January 25th, 2007

Friend In The Middle

Dear Angel,

My best friend of 5 years is engaged to marry her boyfriend of 4 years. She says she loves him dearly and cannot imagine the rest of her life without him. She was my maid of honor at my wedding and she wants me to be in hers too. So I am helping her plan her wedding.
At the same time - she is also with another man anytime she is not with her fiance. They go out on dates, they have sex, they do the sweet sappy love letters and text messages to each other. He even bought her a star for christmas and spent another $300 on her for a spa treatment package. She says that she loves guyB dearly and cannot imagine the rest of her life without him. So I am stuck in the middle of helping her plan her wedding with guyA while she is also in love with guyB. She says she wishes she could just have them both and not have to make a decision. She says she knows its wrong but she just can’t stop - “when I’m with guyB I just can’t tell him no”. What is a best friend to do? I can’t tell her anything - she won’t hear it. I tried to tell her that I don’t want to be a part of it anymore - that I can’t sit down with her and help her plan her wedding while she is also telling me about being with this other man. But after telling her that - she doesn’t want to be friends anymore. She says I’m judging her - and abandoning her and that I’m just a fairweather friend. I don’t know what else to do - it breaks my heart to see her do this to herself and to her loved one(s). Should I just chalk this up to a friend lost?

- ExBestFriend

Dear Ex Best Friend,

You are in a tough spot. You did exactly what friends are supposed to do, trying to help when you reconize your friend really needs it. It definately sounds like she really does need it. Don’t write her off yet, though. She is making a couple mistakes with her life right now, and in the end - she will need you.

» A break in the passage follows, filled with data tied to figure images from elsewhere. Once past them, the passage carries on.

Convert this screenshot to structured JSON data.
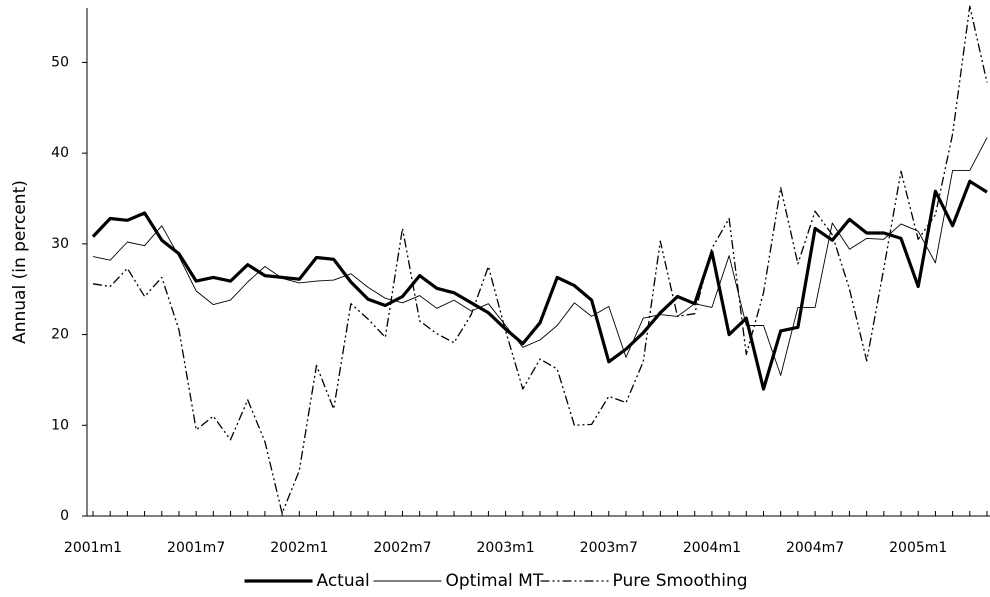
{
  "chart_data": {
    "type": "line",
    "ylabel": "Annual (in percent)",
    "categories": [
      "2001m1",
      null,
      null,
      null,
      null,
      null,
      "2001m7",
      null,
      null,
      null,
      null,
      null,
      "2002m1",
      null,
      null,
      null,
      null,
      null,
      "2002m7",
      null,
      null,
      null,
      null,
      null,
      "2003m1",
      null,
      null,
      null,
      null,
      null,
      "2003m7",
      null,
      null,
      null,
      null,
      null,
      "2004m1",
      null,
      null,
      null,
      null,
      null,
      "2004m7",
      null,
      null,
      null,
      null,
      null,
      "2005m1",
      null,
      null,
      null,
      null
    ],
    "ylim": [
      0,
      56
    ],
    "yticks": [
      0,
      10,
      20,
      30,
      40,
      50
    ],
    "grid": false,
    "legend": "bottom",
    "series": [
      {
        "name": "Actual",
        "color": "#000000",
        "line_width": 3.2,
        "dash": "none",
        "values": [
          30.8,
          32.8,
          32.6,
          33.4,
          30.4,
          28.9,
          25.9,
          26.3,
          25.9,
          27.7,
          26.5,
          26.3,
          26.1,
          28.5,
          28.3,
          25.8,
          23.9,
          23.2,
          24.2,
          26.5,
          25.1,
          24.6,
          23.5,
          22.4,
          20.6,
          19.0,
          21.3,
          26.3,
          25.4,
          23.8,
          17.0,
          18.4,
          20.2,
          22.4,
          24.2,
          23.4,
          29.1,
          20.0,
          21.8,
          14.0,
          20.4,
          20.8,
          31.7,
          30.4,
          32.7,
          31.2,
          31.2,
          30.6,
          25.3,
          35.8,
          32.0,
          36.9,
          35.7
        ]
      },
      {
        "name": "Optimal MT",
        "color": "#000000",
        "line_width": 0.9,
        "dash": "none",
        "values": [
          28.6,
          28.2,
          30.2,
          29.8,
          32.0,
          28.6,
          24.8,
          23.3,
          23.8,
          25.8,
          27.5,
          26.2,
          25.7,
          25.9,
          26.0,
          26.7,
          25.2,
          24.0,
          23.5,
          24.3,
          22.9,
          23.8,
          22.6,
          23.4,
          21.0,
          18.6,
          19.4,
          21.0,
          23.5,
          22.0,
          23.1,
          17.5,
          21.8,
          22.2,
          22.0,
          23.4,
          23.0,
          28.7,
          21.0,
          21.0,
          15.5,
          23.0,
          23.0,
          32.3,
          29.4,
          30.6,
          30.5,
          32.2,
          31.4,
          27.9,
          38.1,
          38.1,
          41.7
        ]
      },
      {
        "name": "Pure Smoothing",
        "color": "#000000",
        "line_width": 1.3,
        "dash": "9 3 2 3 2 3",
        "values": [
          25.6,
          25.3,
          27.3,
          24.2,
          26.3,
          20.5,
          9.5,
          11.0,
          8.4,
          12.8,
          8.2,
          0.3,
          5.0,
          16.6,
          11.8,
          23.4,
          21.7,
          19.7,
          31.7,
          21.5,
          20.1,
          19.1,
          22.2,
          27.5,
          20.4,
          14.0,
          17.3,
          16.2,
          10.0,
          10.1,
          13.2,
          12.5,
          17.0,
          30.3,
          22.0,
          22.3,
          29.5,
          32.8,
          17.8,
          24.6,
          36.2,
          27.8,
          33.6,
          31.0,
          25.0,
          17.1,
          27.3,
          38.0,
          30.5,
          33.2,
          42.1,
          56.2,
          47.8
        ]
      }
    ]
  }
}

Watching your friend make these mistakes is going to hurt. I know I have hurt for a friend before, because she wasn’t too smart with her life choices. You can only advise your friend and hope she makes the right choices. If she doesn’t make the right choice, it is going to continue to hurt you. Right now it is up to you to decide weither or not you want to continue the friendship the two of you have had. If you’re tired of all her drama, it might be time to step back. If you’re willing to set aside your feelings to continue being there for her, give it a try. Advise her when she wants your opinion, and be honest. If she doesn’t see why she is wrong, she is going to continue thinking you are against her.

In the end, this is her problem. Not your’s. Don’t let it drag you down. You still need to think of yourself, too. Good luck! I hope that for your friends sake, she can sort out this mess in her life. She really needs to before she does get married.